Pourquoi s'être arrêté là ? C'est que l'antitotalitarisme met en question une vision de l'histoire qui était fondamentale pour toute la pensée politique occidentale : l'idée du progrès. Dans le cas de la France, l'antitotalitarisme remet en cause la vision canonique qui partait de l'idéal révolutionnaire de 1789 pour aboutir, à travers des avancées et des reculades, à quelque chose comme la première " vraie révolution ", la révolution russe de 1917 qu'on allait remettre sur ses pieds grâce à la créativité démocratique occidentale. La critique du totalitarisme va condamner cet espoir. Après la chute du Mur, l'Europe a pu servir de nouvel horizon pour certains, y compris à gauche, mais ses fruits sont aujourd'hui amers.
François Hollande et Barack Obama ont tous les deux promis du " changement " lorsqu'ils étaient candidats. Comment interprétez-vous cet engagement ?
Le " changement " n'est qu'une variation, en principe une amélioration, au sein d'un système sans horizon historique. On pourrait dire que l'on a perdu le télos, une vision de ce qu'est la " vie bonne ". On vit dans un présent, plus ou moins heureux ; et, au lieu de nous consacrer à un projet commun - un projet politique -, on se tourne vers ses propres projets individualistes et sans horizon.

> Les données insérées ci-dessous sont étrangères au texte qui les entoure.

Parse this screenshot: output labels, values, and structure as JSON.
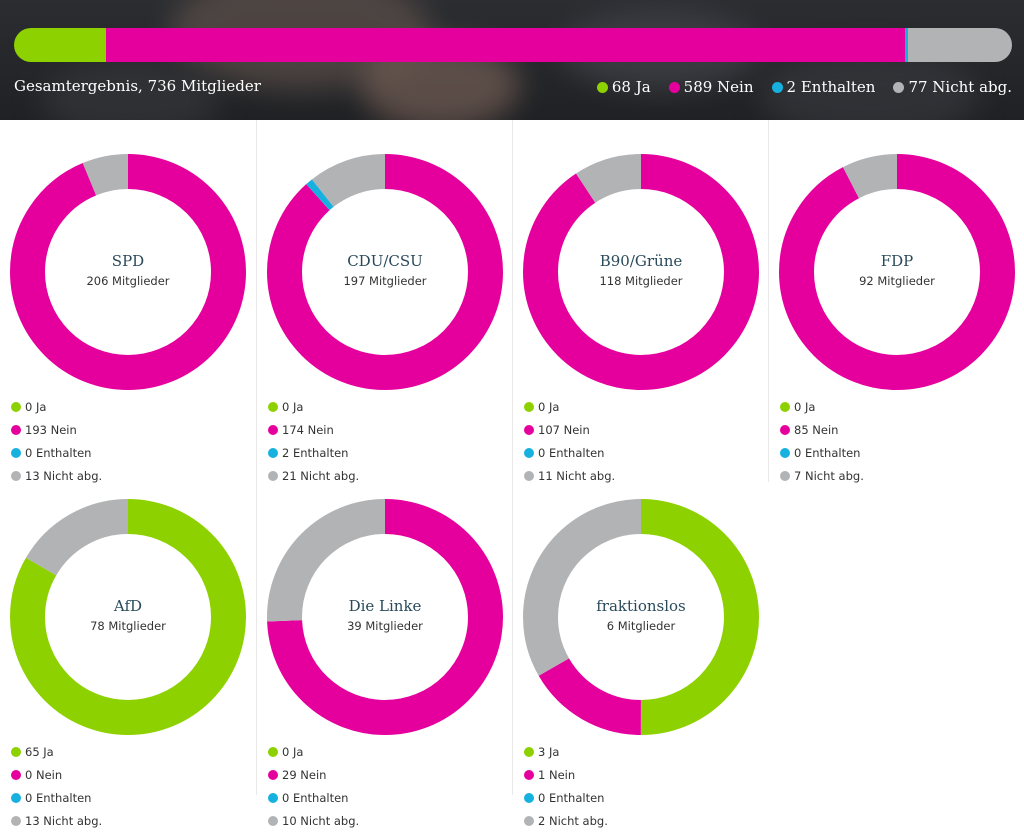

Un monde sans politique engendre une torpeur dont les gens ne sortent que brusquement de temps à autre. Un télos négatif est alors à l'oeuvre et met en branle des mouvements de protestation qui stigmatisent l'autre qui menacerait notre cocon.
Dans quelle trame historique s'insère la gauche incarnée par François Hollande ?
D'un point de vue optimiste, on pourrait dire qu'il s'agit d'une continuation du mitterrandisme, à savoir une adaptation ou une réconciliation de la " société " avec les impératifs de l'Etat. François Mitterrand a su faire comprendre à la gauche que la république présidentielle était la seule structure politique capable de faire face à la modernité sociale et qu'il fallait abandonner leurs velléités parlementaristes. D'éternelle force d'opposition, les socialistes sont devenus grâce à ce passage un parti capable d'exercer le pouvoir. Mais cette transition n'était pas facile, et les plaies restent vives.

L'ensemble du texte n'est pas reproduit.